JP3.18 The impact of aerosols on the development of a supercell storm

Wednesday, 30 June 2010
Exhibit Hall (DoubleTree by Hilton Portland)
Kyo-Sun Sunny Lim, Yonsei University, Seoul, Korea, Republic of (South); and S. Y. Hong, S. S. Yum, J. Dudhia, and J. Klemp

This study investigates the aerosol effects on the development of an idealized three-dimensional supercell storm, focusing on storm morphology and precipitation. The impact of the aerosol concentration on the simulated storm is evaluated by varying the initial cloud condensation nuclei (CCN) number concentration in the Weather Research and Forecasting (WRF) Double-Moment 6-class (WDM6) microphysics scheme.

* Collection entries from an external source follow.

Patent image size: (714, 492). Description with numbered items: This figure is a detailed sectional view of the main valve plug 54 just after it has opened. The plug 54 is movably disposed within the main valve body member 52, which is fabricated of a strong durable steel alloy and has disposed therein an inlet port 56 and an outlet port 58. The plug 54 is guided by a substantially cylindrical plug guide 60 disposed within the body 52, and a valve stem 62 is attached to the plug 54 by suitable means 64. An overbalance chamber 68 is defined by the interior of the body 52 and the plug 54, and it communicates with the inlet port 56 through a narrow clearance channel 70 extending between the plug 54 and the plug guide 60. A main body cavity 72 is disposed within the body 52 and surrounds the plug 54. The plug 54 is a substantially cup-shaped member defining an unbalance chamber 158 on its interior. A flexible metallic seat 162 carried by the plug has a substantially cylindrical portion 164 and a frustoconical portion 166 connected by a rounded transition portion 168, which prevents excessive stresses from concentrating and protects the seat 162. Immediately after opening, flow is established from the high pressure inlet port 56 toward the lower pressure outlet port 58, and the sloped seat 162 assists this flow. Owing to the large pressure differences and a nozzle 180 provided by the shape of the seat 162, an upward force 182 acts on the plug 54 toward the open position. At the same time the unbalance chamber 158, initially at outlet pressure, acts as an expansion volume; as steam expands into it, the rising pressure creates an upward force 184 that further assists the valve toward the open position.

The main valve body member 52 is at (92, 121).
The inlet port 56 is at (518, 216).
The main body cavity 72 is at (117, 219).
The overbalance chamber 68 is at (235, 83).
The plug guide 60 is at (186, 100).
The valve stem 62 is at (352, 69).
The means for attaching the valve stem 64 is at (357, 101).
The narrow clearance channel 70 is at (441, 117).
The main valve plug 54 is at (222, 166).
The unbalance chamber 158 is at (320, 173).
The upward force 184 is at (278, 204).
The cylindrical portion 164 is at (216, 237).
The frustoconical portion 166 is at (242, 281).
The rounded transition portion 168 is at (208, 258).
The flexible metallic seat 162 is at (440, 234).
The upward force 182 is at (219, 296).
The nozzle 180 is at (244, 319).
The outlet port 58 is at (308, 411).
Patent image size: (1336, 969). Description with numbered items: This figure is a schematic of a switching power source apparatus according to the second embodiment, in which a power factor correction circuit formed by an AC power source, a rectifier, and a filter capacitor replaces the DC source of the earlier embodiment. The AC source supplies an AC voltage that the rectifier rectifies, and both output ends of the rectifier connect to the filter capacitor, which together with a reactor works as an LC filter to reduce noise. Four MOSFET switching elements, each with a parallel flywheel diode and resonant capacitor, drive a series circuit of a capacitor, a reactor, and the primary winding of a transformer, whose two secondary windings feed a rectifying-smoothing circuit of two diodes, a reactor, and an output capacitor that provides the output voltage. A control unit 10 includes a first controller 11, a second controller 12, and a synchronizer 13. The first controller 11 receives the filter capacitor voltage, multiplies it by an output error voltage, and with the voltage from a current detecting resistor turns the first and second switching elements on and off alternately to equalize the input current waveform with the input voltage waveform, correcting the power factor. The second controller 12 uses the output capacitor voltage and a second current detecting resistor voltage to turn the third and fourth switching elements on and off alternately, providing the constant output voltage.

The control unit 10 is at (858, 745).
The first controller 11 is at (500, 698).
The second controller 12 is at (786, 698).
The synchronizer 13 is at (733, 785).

A right-moving, quasi-steady supercell with two diverging echo masses was reproduced. Storm intensity was weakened and surface precipitation was reduced in the experiment with a high CCN number concentration. On the other hand, the simulation that excluded the graupel substance produced a weaker low-level downdraft, thus less near-surface vorticity, than the simulation that included graupel. The CCN number concentrations did not affect the storm structures in the absence of graupel. In addition, the aerosol effects on the surface precipitation with respect to the initial CCN value were diametrically opposed. The major reason for the different responses to aerosol can be attributed to the exaggerated snow mass loading across the convective core when the graupel species is excluded. The results indicate that graupel species and related microphysics are crucial to the realistic representation of the aerosol-precipitation interactions within a supercell storm.